Skip to main content

Build regex patterns for search through b64 encoded text without decoding.

Project description

Base64 Regex

pypi test codecov python-versions

Search through base64 encoding without decoding.

Usage

Building a regex

To build a regex pattern for matching a specific string through base64, use the Segment.as_regex() function:

from b64_regex.recoder import Segment

segment = Segment(b"string-to-search")
segment.as_regex()

# Output:
# (?:c3RyaW5nLXRvLXNlYXJja[A-P]|[HXn3]N0cmluZy10by1zZWFyY2[g-j]|[BFJNRVZdhlptx159]zdHJpbmctdG8tc2VhcmNo)

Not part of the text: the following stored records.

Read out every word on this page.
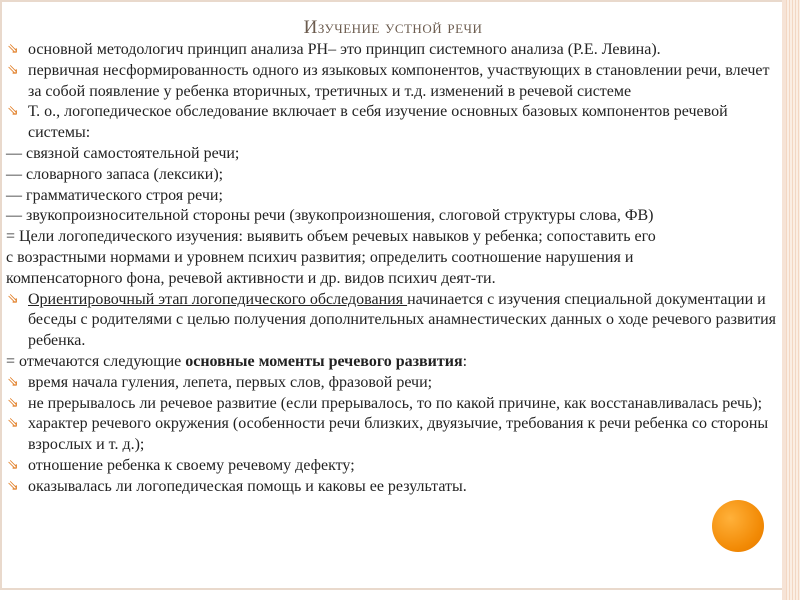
Изучение устной речи
⇘ основной методологич принцип анализа РН– это принцип системного анализа (Р.Е. Левина).
⇘ первичная несформированность одного из языковых компонентов, участвующих в становлении речи, влечет за собой появление у ребенка вторичных, третичных и т.д. изменений в речевой системе
⇘ Т. о., логопедическое обследование включает в себя изучение основных базовых компонентов речевой системы:
— связной самостоятельной речи;
— словарного запаса (лексики);
— грамматического строя речи;
— звукопроизносительной стороны речи (звукопроизношения, слоговой структуры слова, ФВ)
= Цели логопедического изучения: выявить объем речевых навыков у ребенка; сопоставить его
с возрастными нормами и уровнем психич развития; определить соотношение нарушения и
компенсаторного фона, речевой активности и др. видов психич деят-ти.
⇘ Ориентировочный этап логопедического обследования начинается с изучения специальной документации и беседы с родителями с целью получения дополнительных анамнестических данных о ходе речевого развития ребенка.
= отмечаются следующие основные моменты речевого развития:
⇘ время начала гуления, лепета, первых слов, фразовой речи;
⇘ не прерывалось ли речевое развитие (если прерывалось, то по какой причине, как восстанавливалась речь);
⇘ характер речевого окружения (особенности речи близких, двуязычие, требования к речи ребенка со стороны взрослых и т. д.);
⇘ отношение ребенка к своему речевому дефекту;
⇘ оказывалась ли логопедическая помощь и каковы ее результаты.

Slightly more advanced patterns are supported via combination of segments with normal regex. The B64_CHARGROUP variable contains [a-zA-Z0-9\/\+] for convenience.

from b64_regex.recoder import Segment, B64_CHARGROUP

start_segment = Segment(b"patternPrefix(")
end_segment = Segment(b")patternSuffix")

full_regex = f"{start_segment.as_regex()}{B64_CHARGROUP}+{end_segment.as_regex()}"

# Output:
# (?:cGF0dGVyblByZWZpeC[g-j]|[HXn3]BhdHRlcm5QcmVmaXgo|[BFJNRVZdhlptx159]wYXR0ZXJuUHJlZml4K[A-P])[a-zA-Z0-9\/\+]+(?:KXBhdHRlcm5TdWZmaX[g-j]|[CSiy]lwYXR0ZXJuU3VmZml4|[AEIMQUYcgkosw048]pcGF0dGVyblN1ZmZpe[A-P])

Decoding matches

As around 33% of the matches are going to be misaligned by 2 or 4 bits, decoding might need the prefixing of one or two b64 tokens to yield the right results.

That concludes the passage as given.